Although there are still many offshore jurisdictions with favorable conditions for criminal activity, the list is shrinking; albeit slowly. In recent years, some Swiss banks and financial institutions have cooperated with the U.S. to enter into deferred prosecution agreements. In 2016, several financial institutions in the Caymans held their hands up to being guilty of hiding client assets and tax evasion and also entered into deferred prosecution agreements. The attractiveness of Panama diminished with the leak of the Panama Papers (containing more than 11.5 million legal and financial records) and in 2020, Luxembourg brought in new reporting rules and agreed to cooperate with foreign governments.
Conducting Offshore Jurisdictions Investigation
Perhaps inevitably, most complex asset tracing investigations end up involving at least one offshore jurisdiction and sometimes multiple. Although their opacity makes it difficult to identify the UBO , it is not impossible; although it does require sensitivity (to avoid tipping off the criminals and enabling them to disperse their assets) and significant resource (time and money) to enable freezing orders and disclosure orders to be served. These tools can only be used if you have the correct information at the right time and crucially, if it’s admissible as evidence; the challenge of which varies between jurisdictions.

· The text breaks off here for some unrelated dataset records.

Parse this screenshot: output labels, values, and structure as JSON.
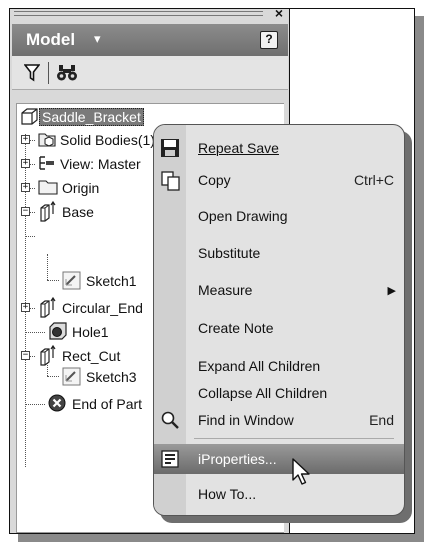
{
  "panel": {
    "title": "Model",
    "caret": "▾",
    "help_label": "?",
    "close_label": "×"
  },
  "tree": [
    {
      "id": "saddle",
      "label": "Saddle_Bracket",
      "icon": "part-icon"
    },
    {
      "id": "solid",
      "label": "Solid Bodies(1)",
      "icon": "solid-bodies-icon"
    },
    {
      "id": "view",
      "label": "View: Master",
      "icon": "view-icon"
    },
    {
      "id": "origin",
      "label": "Origin",
      "icon": "folder-icon"
    },
    {
      "id": "base",
      "label": "Base",
      "icon": "extrusion-icon"
    },
    {
      "id": "sketch1",
      "label": "Sketch1",
      "icon": "sketch-icon"
    },
    {
      "id": "circular",
      "label": "Circular_End",
      "icon": "extrusion-icon"
    },
    {
      "id": "hole1",
      "label": "Hole1",
      "icon": "hole-icon"
    },
    {
      "id": "rect",
      "label": "Rect_Cut",
      "icon": "extrusion-icon"
    },
    {
      "id": "sketch3",
      "label": "Sketch3",
      "icon": "sketch-icon"
    },
    {
      "id": "eop",
      "label": "End of Part",
      "icon": "end-of-part-icon"
    }
  ],
  "menu": {
    "repeat_save": "Repeat Save",
    "copy": "Copy",
    "copy_shortcut": "Ctrl+C",
    "open_drawing": "Open Drawing",
    "substitute": "Substitute",
    "measure": "Measure",
    "measure_arrow": "▶",
    "create_note": "Create Note",
    "expand_all": "Expand All Children",
    "collapse_all": "Collapse All Children",
    "find_in_window": "Find in Window",
    "find_shortcut": "End",
    "iproperties": "iProperties...",
    "how_to": "How To..."
  },
  "highlighted_item": "iproperties"
}
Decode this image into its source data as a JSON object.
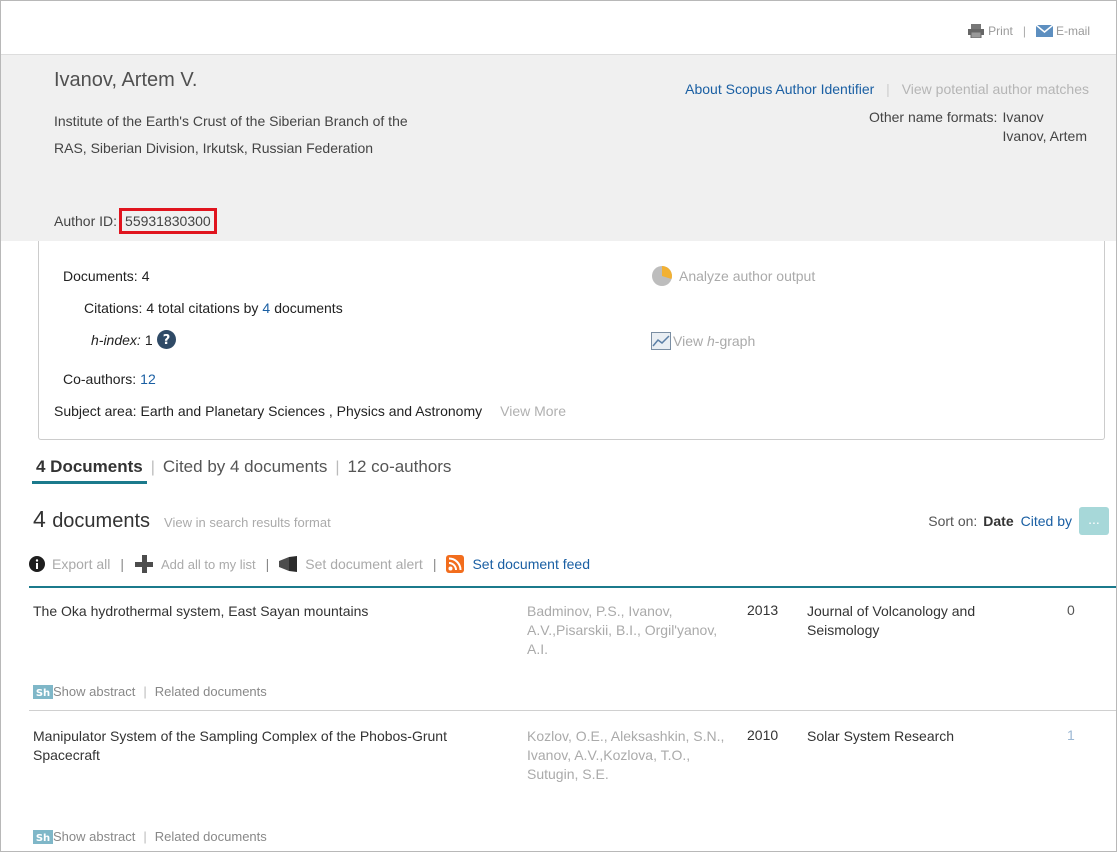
{
  "topbar": {
    "print": "Print",
    "email": "E-mail"
  },
  "author": {
    "name": "Ivanov, Artem V.",
    "affiliation": "Institute of the Earth's Crust of the Siberian Branch of the RAS, Siberian Division, Irkutsk, Russian Federation",
    "author_id_label": "Author ID:",
    "author_id": "55931830300",
    "about_link": "About Scopus Author Identifier",
    "matches_link": "View potential author matches",
    "other_names_label": "Other name formats:",
    "other_names": [
      "Ivanov",
      "Ivanov, Artem"
    ]
  },
  "metrics": {
    "documents_label": "Documents:",
    "documents_value": "4",
    "citations_label": "Citations:",
    "citations_prefix": "4 total citations by",
    "citations_docs": "4",
    "citations_suffix": "documents",
    "hindex_label": "h-index:",
    "hindex_value": "1",
    "coauthors_label": "Co-authors:",
    "coauthors_value": "12",
    "subject_label": "Subject area:",
    "subject_value": "Earth and Planetary Sciences ,  Physics and Astronomy",
    "view_more": "View More",
    "analyze": "Analyze author output",
    "hgraph_prefix": "View",
    "hgraph_h": "h",
    "hgraph_suffix": "-graph"
  },
  "tabs": [
    {
      "label": "4 Documents"
    },
    {
      "label": "Cited by 4 documents"
    },
    {
      "label": "12 co-authors"
    }
  ],
  "docs": {
    "count": "4",
    "count_label": "documents",
    "view_search": "View in search results format",
    "sort_label": "Sort on:",
    "sort_date": "Date",
    "sort_cited": "Cited by",
    "more": "..."
  },
  "toolbar": {
    "export": "Export all",
    "add": "Add all to my list",
    "alert": "Set document alert",
    "feed": "Set document feed"
  },
  "results": [
    {
      "title": "The Oka hydrothermal system, East Sayan mountains",
      "authors": "Badminov, P.S., Ivanov, A.V.,Pisarskii, B.I., Orgil'yanov, A.I.",
      "year": "2013",
      "source": "Journal of Volcanology and Seismology",
      "cited": "0",
      "show_abstract": "Show abstract",
      "related": "Related documents"
    },
    {
      "title": "Manipulator System of the Sampling Complex of the Phobos-Grunt Spacecraft",
      "authors": "Kozlov, O.E., Aleksashkin, S.N., Ivanov, A.V.,Kozlova, T.O., Sutugin, S.E.",
      "year": "2010",
      "source": "Solar System Research",
      "cited": "1",
      "show_abstract": "Show abstract",
      "related": "Related documents"
    }
  ]
}
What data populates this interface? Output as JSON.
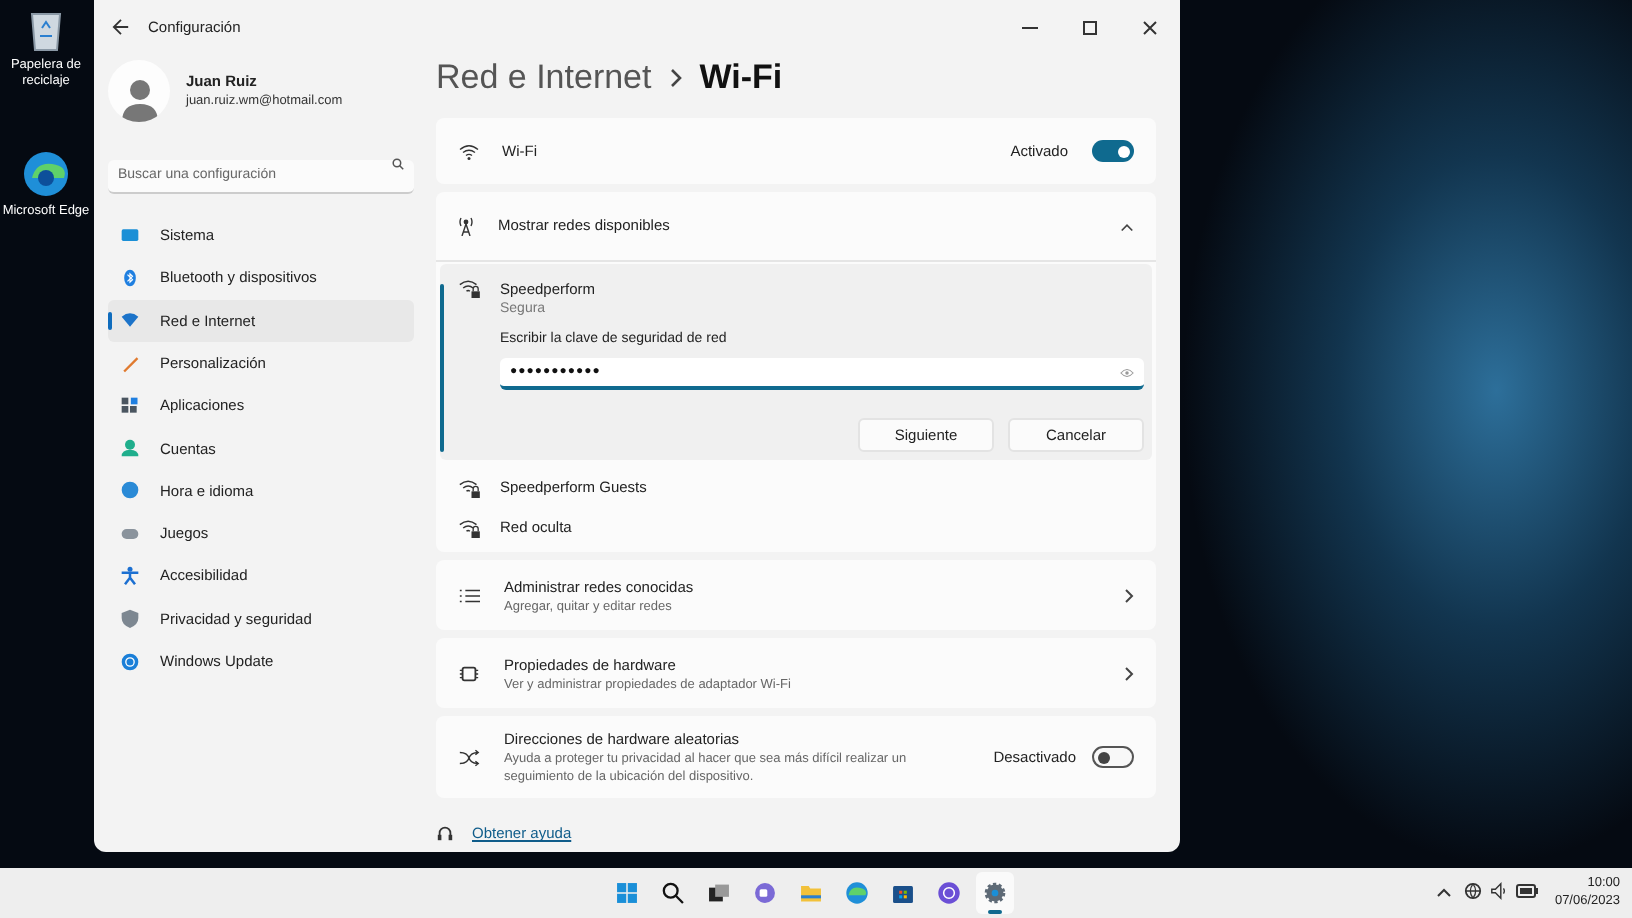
{
  "desktop_icons": [
    {
      "label": "Papelera de reciclaje",
      "kind": "recycle"
    },
    {
      "label": "Microsoft Edge",
      "kind": "edge"
    }
  ],
  "window": {
    "title": "Configuración"
  },
  "user": {
    "name": "Juan Ruiz",
    "email": "juan.ruiz.wm@hotmail.com"
  },
  "search": {
    "placeholder": "Buscar una configuración"
  },
  "sidebar": {
    "items": [
      {
        "label": "Sistema",
        "selected": false,
        "color": "#1a8fd6"
      },
      {
        "label": "Bluetooth y dispositivos",
        "selected": false,
        "color": "#1f7fe0"
      },
      {
        "label": "Red e Internet",
        "selected": true,
        "color": "#1c73c9"
      },
      {
        "label": "Personalización",
        "selected": false,
        "color": "#e07a2f"
      },
      {
        "label": "Aplicaciones",
        "selected": false,
        "color": "#4a5560"
      },
      {
        "label": "Cuentas",
        "selected": false,
        "color": "#1fae8c"
      },
      {
        "label": "Hora e idioma",
        "selected": false,
        "color": "#2a8ad6"
      },
      {
        "label": "Juegos",
        "selected": false,
        "color": "#8a939c"
      },
      {
        "label": "Accesibilidad",
        "selected": false,
        "color": "#1b6fd1"
      },
      {
        "label": "Privacidad y seguridad",
        "selected": false,
        "color": "#7d8791"
      },
      {
        "label": "Windows Update",
        "selected": false,
        "color": "#1a7fd8"
      }
    ]
  },
  "breadcrumb": [
    "Red e Internet",
    "Wi-Fi"
  ],
  "wifi": {
    "label": "Wi-Fi",
    "state": "Activado",
    "on": true
  },
  "networks": {
    "title": "Mostrar redes disponibles",
    "expanded": true,
    "items": [
      {
        "name": "Speedperform",
        "status": "Segura",
        "prompt": "Escribir la clave de seguridad de red",
        "password": "●●●●●●●●●●●",
        "buttons": [
          "Siguiente",
          "Cancelar"
        ],
        "selected": true
      },
      {
        "name": "Speedperform Guests",
        "selected": false
      },
      {
        "name": "Red oculta",
        "selected": false
      }
    ]
  },
  "settings": [
    {
      "kind": "link",
      "title": "Administrar redes conocidas",
      "subtitle": "Agregar, quitar y editar redes"
    },
    {
      "kind": "link",
      "title": "Propiedades de hardware",
      "subtitle": "Ver y administrar propiedades de adaptador Wi-Fi"
    },
    {
      "kind": "toggle",
      "title": "Direcciones de hardware aleatorias",
      "subtitle": "Ayuda a proteger tu privacidad al hacer que sea más difícil realizar un seguimiento de la ubicación del dispositivo.",
      "state": "Desactivado",
      "on": false
    }
  ],
  "help": {
    "label": "Obtener ayuda"
  },
  "taskbar": {
    "apps": [
      {
        "kind": "start",
        "active": false
      },
      {
        "kind": "search",
        "active": false
      },
      {
        "kind": "taskview",
        "active": false
      },
      {
        "kind": "chat",
        "active": false
      },
      {
        "kind": "folder",
        "active": false
      },
      {
        "kind": "edge",
        "active": false
      },
      {
        "kind": "store",
        "active": false
      },
      {
        "kind": "circle",
        "active": false
      },
      {
        "kind": "gear",
        "active": true
      }
    ],
    "time": "10:00",
    "date": "07/06/2023"
  }
}
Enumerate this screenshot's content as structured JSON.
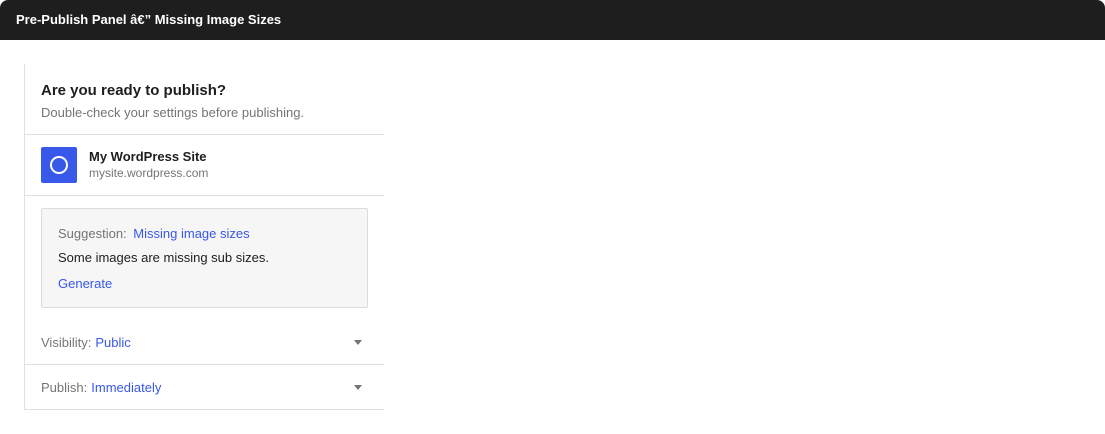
{
  "window": {
    "title": "Pre-Publish Panel â€” Missing Image Sizes"
  },
  "header": {
    "title": "Are you ready to publish?",
    "subtitle": "Double-check your settings before publishing."
  },
  "site": {
    "name": "My WordPress Site",
    "url": "mysite.wordpress.com",
    "icon": "site-circle-icon",
    "icon_color": "#3858e9"
  },
  "suggestion": {
    "label": "Suggestion:",
    "title": "Missing image sizes",
    "message": "Some images are missing sub sizes.",
    "action": "Generate"
  },
  "settings": {
    "visibility": {
      "label": "Visibility:",
      "value": "Public"
    },
    "publish": {
      "label": "Publish:",
      "value": "Immediately"
    }
  },
  "colors": {
    "accent": "#3858e9",
    "titlebar": "#1e1e1e"
  }
}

If you do need assistance tracing assets via offshore jurisdictions investigation, it is important to act with speed to locate and freeze assets, as tracing exercises rarely improve with age. If multiple offshore jurisdictions are involved, it is also crucial to assess the advantages and limitations of eac, so that the investigative effort can be prioritized.
Any investigation will inevitably require an element of Opens Source Intelligence (OSINT), however; this is unlikely to provide more than the basic information necessary to form an investigative strategy. To make any meaningful progress, Human Intelligence (HUMINT) and local source inquiries will be required. By employing a combined methodology, it is possible to uncover information on company structure, directors and ultimately, identify UBOs.